05/24 2023 Seminar
- Title题目 Connecting Communities: Semi-supervised Node Classification On Disconnected and Ill-labelled Graphs
- Speaker报告人 李天意 (香港中文大学)
- Date日期 2023年5月24日 10:00
- Venue地点 南楼6420
The problem of limited labels is a serious challenge for business practice that relies on data-driven classification. Collecting response data can be expensive, time-delayed, or simply impossible in many contexts, resulting in semi-supervised classification where traditional machine classifiers may fail to satisfy. When data subjects are connected on a graph, such connectivity information could be exploited to mitigate the short of labels, where we classify unlabeled subjects (nodes) based on information from nodes’ neighbors. Graph neural networks (GNNs) are such graph-based message-passing architectures that have excelled in many semi-supervised tasks, in particular at small labeling rate. Besides common limitations of GNNs, here we identify a specific problem setting that naive GNNs may fail: response data (labels) are collected oftentimes not only partially, but also only from a subset of communities, who are disjoint components of the entire graph. This enriched limited labels problem poses a great challenge to GNN applications on real social networks.

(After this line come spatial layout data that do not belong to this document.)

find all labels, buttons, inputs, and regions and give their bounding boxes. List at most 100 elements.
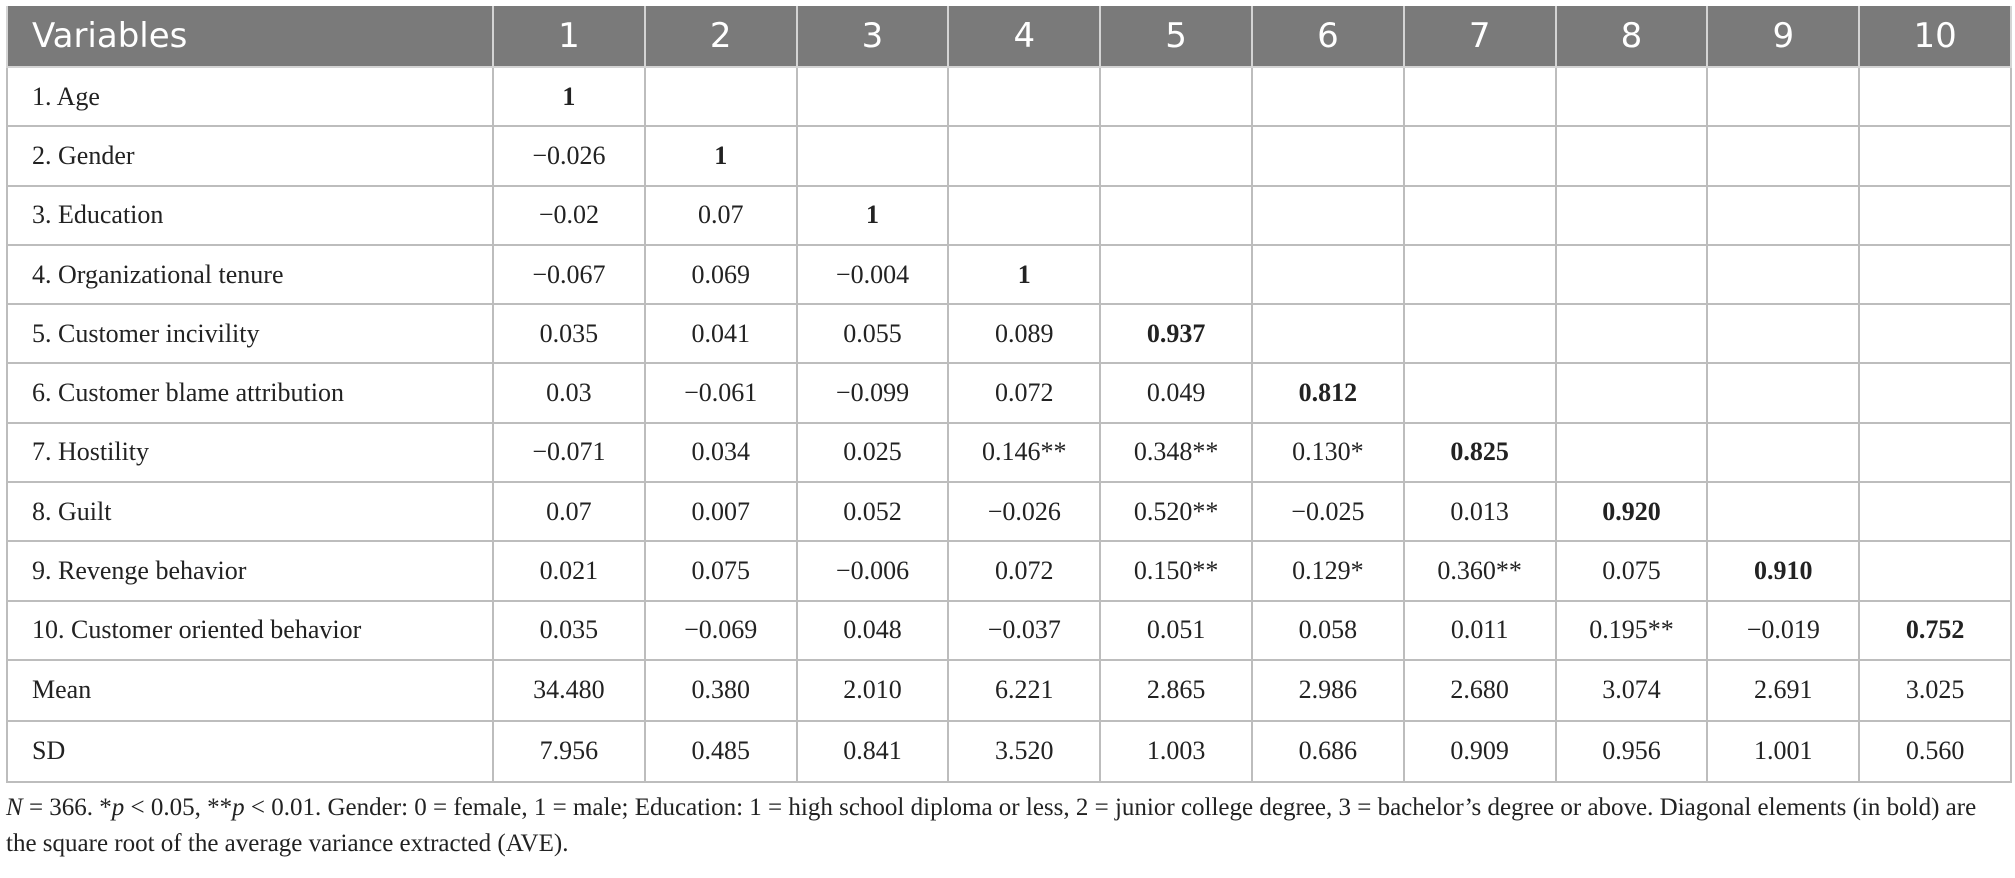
table-cell: 0.072: [947, 362, 1102, 424]
footnote-text-3: < 0.01. Gender: 0 = female, 1 = male; Ed…: [6, 794, 1977, 857]
table-cell: [1706, 362, 1861, 424]
table-header: Variables 1 2 3 4 5 6 7 8 9 10: [6, 6, 2012, 68]
table-cell: [947, 65, 1102, 128]
table-cell: 0.03: [492, 362, 646, 424]
row-label: 7. Hostility: [6, 421, 494, 484]
table-cell: 3.520: [947, 719, 1102, 783]
table-row: Mean 34.480 0.380 2.010 6.221 2.865 2.986 2.680…: [6, 658, 2012, 722]
table-cell: 0.052: [795, 481, 950, 543]
table-cell: [1554, 362, 1709, 424]
table-row: 7. Hostility −0.071 0.034 0.025 0.146** 0.348…: [6, 421, 2012, 484]
table-cell: −0.02: [492, 184, 646, 246]
table-cell: 0.034: [643, 421, 798, 484]
table-cell: [795, 65, 950, 128]
table-row: 4. Organizational tenure −0.067 0.069 −0.00…: [6, 243, 2012, 306]
header-col-8: 8: [1554, 6, 1709, 68]
table-cell: 0.130*: [1250, 421, 1405, 484]
table-cell: −0.026: [492, 125, 646, 187]
table-cell: 1: [795, 184, 950, 246]
table-cell: 2.680: [1402, 658, 1557, 722]
row-label: 3. Education: [6, 184, 494, 246]
table-cell: −0.067: [492, 243, 646, 306]
header-variables: Variables: [6, 6, 494, 68]
footnote-text-1: = 366. *: [22, 794, 112, 821]
table-cell: [1099, 243, 1253, 306]
table-body: 1. Age 1 2. Gender −0.026 1 3. Education −0.02…: [6, 65, 2012, 783]
row-label: 1. Age: [6, 65, 494, 128]
table-cell: 2.865: [1099, 658, 1253, 722]
table-cell: 0.560: [1858, 719, 2012, 783]
table-cell: 0.812: [1250, 362, 1405, 424]
table-cell: 1.003: [1099, 719, 1253, 783]
table-cell: 0.072: [947, 540, 1102, 602]
table-cell: 0.146**: [947, 421, 1102, 484]
table-cell: [1858, 65, 2012, 128]
table-cell: [1706, 65, 1861, 128]
table-cell: [1858, 303, 2012, 365]
table-cell: 0.041: [643, 303, 798, 365]
table-cell: 0.075: [1554, 540, 1709, 602]
table-cell: −0.004: [795, 243, 950, 306]
row-label: 9. Revenge behavior: [6, 540, 494, 602]
footnote-text-2: < 0.05, **: [124, 794, 233, 821]
table-cell: [1402, 65, 1557, 128]
table-cell: 3.025: [1858, 658, 2012, 722]
table-cell: 0.909: [1402, 719, 1557, 783]
table-cell: 0.035: [492, 599, 646, 661]
table-cell: 0.049: [1099, 362, 1253, 424]
row-label: 10. Customer oriented behavior: [6, 599, 494, 661]
table-cell: 0.520**: [1099, 481, 1253, 543]
table-row: 8. Guilt 0.07 0.007 0.052 −0.026 0.520** −0.02…: [6, 481, 2012, 543]
table-cell: 0.07: [643, 184, 798, 246]
table-cell: 0.089: [947, 303, 1102, 365]
header-col-3: 3: [795, 6, 950, 68]
table-cell: [1706, 243, 1861, 306]
table-cell: [1250, 125, 1405, 187]
row-label: SD: [6, 719, 494, 783]
table-cell: 0.058: [1250, 599, 1405, 661]
table-cell: [1554, 303, 1709, 365]
table-cell: 0.150**: [1099, 540, 1253, 602]
header-row: Variables 1 2 3 4 5 6 7 8 9 10: [6, 6, 2012, 68]
table-row: 3. Education −0.02 0.07 1: [6, 184, 2012, 246]
table-cell: 0.075: [643, 540, 798, 602]
table-cell: [1099, 65, 1253, 128]
table-row: SD 7.956 0.485 0.841 3.520 1.003 0.686 0.909 0.9…: [6, 719, 2012, 783]
table-cell: 0.910: [1706, 540, 1861, 602]
row-label: 5. Customer incivility: [6, 303, 494, 365]
table-cell: [1706, 184, 1861, 246]
table-cell: [1858, 481, 2012, 543]
table-cell: −0.071: [492, 421, 646, 484]
table-cell: −0.061: [643, 362, 798, 424]
correlation-table: Variables 1 2 3 4 5 6 7 8 9 10 1. Age 1 2.…: [6, 6, 2012, 783]
table-cell: 2.010: [795, 658, 950, 722]
table-cell: 0.485: [643, 719, 798, 783]
header-col-7: 7: [1402, 6, 1557, 68]
table-row: 10. Customer oriented behavior 0.035 −0.06…: [6, 599, 2012, 661]
table-cell: 34.480: [492, 658, 646, 722]
table-cell: −0.026: [947, 481, 1102, 543]
table-cell: [1858, 243, 2012, 306]
table-cell: [1402, 125, 1557, 187]
footnote-n-symbol: N: [6, 794, 23, 821]
table-cell: [1402, 362, 1557, 424]
row-label: 4. Organizational tenure: [6, 243, 494, 306]
table-cell: 0.035: [492, 303, 646, 365]
table-cell: 0.360**: [1402, 540, 1557, 602]
table-cell: [795, 125, 950, 187]
table-cell: 0.051: [1099, 599, 1253, 661]
header-col-4: 4: [947, 6, 1102, 68]
header-col-2: 2: [643, 6, 798, 68]
footnote-p-symbol-1: p: [111, 794, 125, 821]
table-cell: [1250, 243, 1405, 306]
table-cell: [1250, 303, 1405, 365]
table-cell: 1.001: [1706, 719, 1861, 783]
table-cell: [1706, 303, 1861, 365]
table-cell: −0.025: [1250, 481, 1405, 543]
table-cell: [1706, 125, 1861, 187]
table-cell: 0.129*: [1250, 540, 1405, 602]
table-cell: [1099, 184, 1253, 246]
table-cell: 0.686: [1250, 719, 1405, 783]
table-cell: 1: [947, 243, 1102, 306]
row-label: 6. Customer blame attribution: [6, 362, 494, 424]
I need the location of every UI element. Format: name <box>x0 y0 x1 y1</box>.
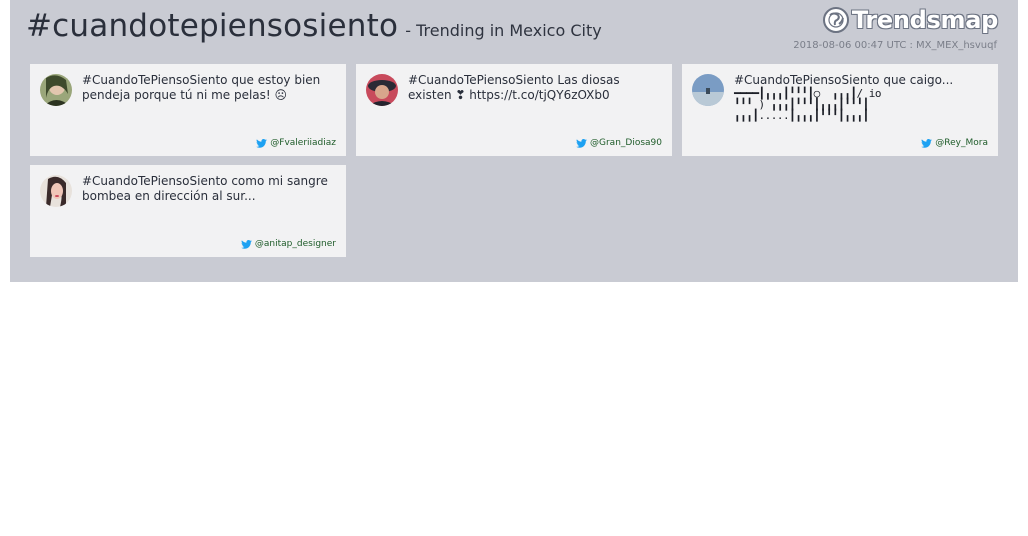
tweet-card[interactable]: #CuandoTePiensoSiento Las diosas existen… <box>356 64 672 156</box>
tweet-handle[interactable]: @anitap_designer <box>254 239 336 249</box>
tweet-author[interactable]: @Rey_Mora <box>921 138 988 148</box>
ascii-art-line: ━━━━┃╻╻╻┃╹╹╹┃○ ╻╻╻┃/ io <box>734 87 881 100</box>
avatar[interactable] <box>692 74 724 106</box>
ascii-art-line: ╻╻╻┃.....┃╻╻╻┃╹╹╹┃╻╻╻┃ <box>734 109 869 122</box>
tweet-card[interactable]: #CuandoTePiensoSiento que caigo... ━━━━┃… <box>682 64 998 156</box>
ascii-art-line: ╹╹╹ ) ╻╻╻┃╹╹╹┃╻╻╻┃╹╹╹┃ <box>734 98 869 111</box>
tweet-card[interactable]: #CuandoTePiensoSiento como mi sangre bom… <box>30 165 346 257</box>
tweet-handle[interactable]: @Fvaleriiadiaz <box>270 138 336 148</box>
twitter-bird-icon <box>241 239 252 249</box>
avatar[interactable] <box>40 175 72 207</box>
tweet-card[interactable]: #CuandoTePiensoSiento que estoy bien pen… <box>30 64 346 156</box>
tweet-author[interactable]: @anitap_designer <box>241 239 336 249</box>
avatar[interactable] <box>366 74 398 106</box>
trend-location: - Trending in Mexico City <box>405 21 602 40</box>
trend-panel: #cuandotepiensosiento - Trending in Mexi… <box>10 0 1018 282</box>
twitter-bird-icon <box>921 138 933 148</box>
tweet-author[interactable]: @Fvaleriiadiaz <box>256 138 336 148</box>
hashtag-title[interactable]: #cuandotepiensosiento <box>26 8 399 44</box>
avatar[interactable] <box>40 74 72 106</box>
logo-text: Trendsmap <box>851 6 998 34</box>
tweet-text: #CuandoTePiensoSiento Las diosas existen… <box>408 73 620 102</box>
trendsmap-logo[interactable]: Trendsmap <box>822 6 998 34</box>
twitter-bird-icon <box>576 138 587 148</box>
tweet-handle[interactable]: @Gran_Diosa90 <box>590 138 662 148</box>
tweet-text: #CuandoTePiensoSiento que caigo... ━━━━┃… <box>734 73 990 121</box>
tweet-handle[interactable]: @Rey_Mora <box>935 138 988 148</box>
tweet-text-line: #CuandoTePiensoSiento que caigo... <box>734 73 954 87</box>
twitter-bird-icon <box>256 138 268 148</box>
timestamp-meta: 2018-08-06 00:47 UTC : MX_MEX_hsvuqf <box>793 40 997 51</box>
globe-icon <box>822 7 849 33</box>
page-title: #cuandotepiensosiento - Trending in Mexi… <box>26 8 602 44</box>
tweet-text: #CuandoTePiensoSiento como mi sangre bom… <box>82 174 328 203</box>
tweet-text: #CuandoTePiensoSiento que estoy bien pen… <box>82 73 321 102</box>
tweet-author[interactable]: @Gran_Diosa90 <box>576 138 662 148</box>
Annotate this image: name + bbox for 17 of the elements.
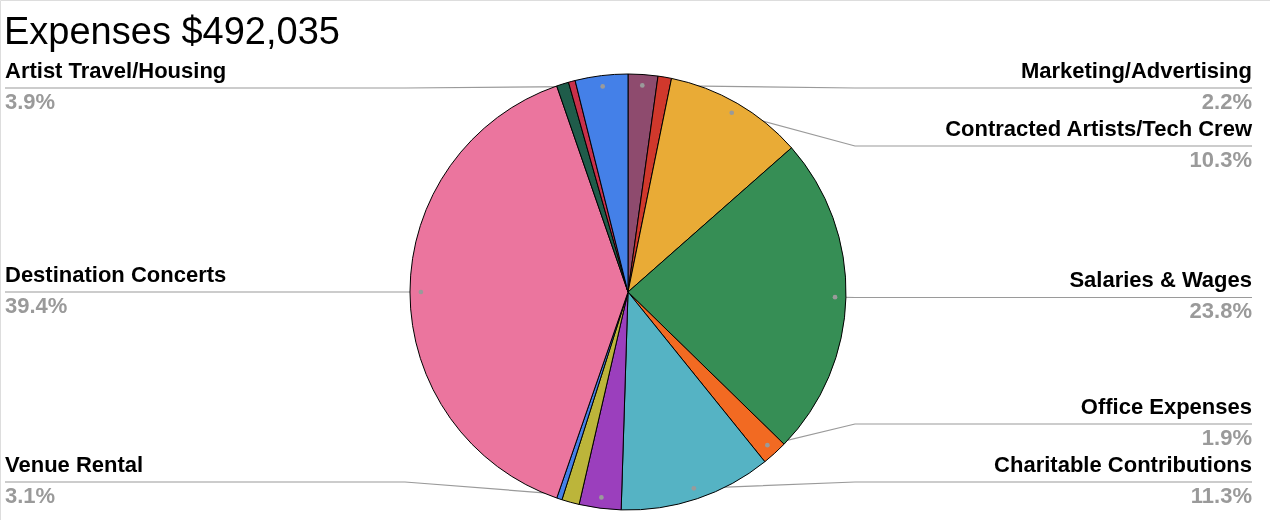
data-label: 11.3%: [1190, 483, 1252, 508]
slice-label: Office Expenses: [1080, 394, 1252, 419]
slice-label: Marketing/Advertising: [1020, 58, 1252, 83]
slice-label: Artist Travel/Housing: [5, 58, 227, 83]
data-label: 10.3%: [1189, 147, 1252, 172]
slice-label: Charitable Contributions: [994, 452, 1252, 477]
data-label: 2.2%: [1201, 89, 1252, 114]
chart-title: Expenses $492,035: [4, 10, 340, 52]
slice-label: Venue Rental: [5, 452, 144, 477]
slice-label: Salaries & Wages: [1069, 267, 1252, 293]
data-label: 1.9%: [1201, 425, 1252, 450]
data-label: 3.1%: [5, 483, 56, 508]
slice-label: Contracted Artists/Tech Crew: [945, 116, 1253, 141]
data-label: 23.8%: [1189, 298, 1252, 324]
data-label: 3.9%: [5, 89, 56, 114]
slice-label: Destination Concerts: [5, 262, 227, 287]
data-label: 39.4%: [5, 293, 68, 318]
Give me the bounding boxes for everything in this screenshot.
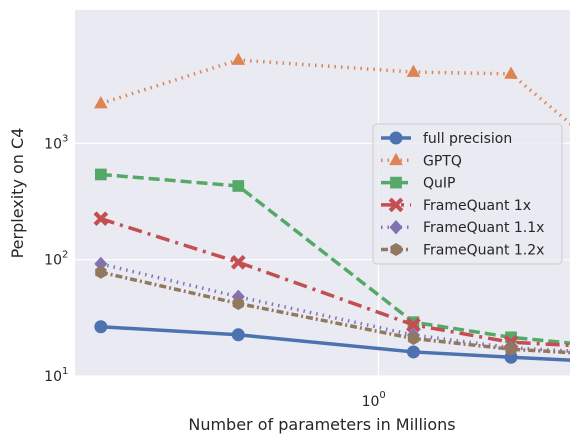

In this study, we investigate GNNs’ performance at semi-supervised node classification in face of the limited labels problem. To enhance GNNs’ downgraded performance, we first try to select useful node features that help classification, and drop the rest from classifier input. More importantly, we obviate the disjoint-community issue fundamentally by augmenting the original network, in particular with inter-community edges. We experiment with three ideas to suggest new connectivity: (1) link prediction, (2) eigenvalue elevation, (3) strategic random edge addition. We apply the techniques to two well-studied social networks, evaluating techniques' effect in enhancing GNN’s performance and in modifying network topology. Through step-by-step analysis, we formulate a practical recipe for improving GNN's effectiveness at semi-supervised node classification on real social networks, discussing the conditions and limitations of this enhancement. Using GNN efficiently to solve real-world problems that maintain network data embodies rich application potentials.
Tianyi Li 教授本科毕业于北京大学，获得普林斯顿大学硕士学位，麻省理工学院博士学位，2021年加入香港中文大学决策与企业经济学系任助理教授。首位以独立获奖者身份获得国际系统动力学会Dana Meadows Award的中国学者。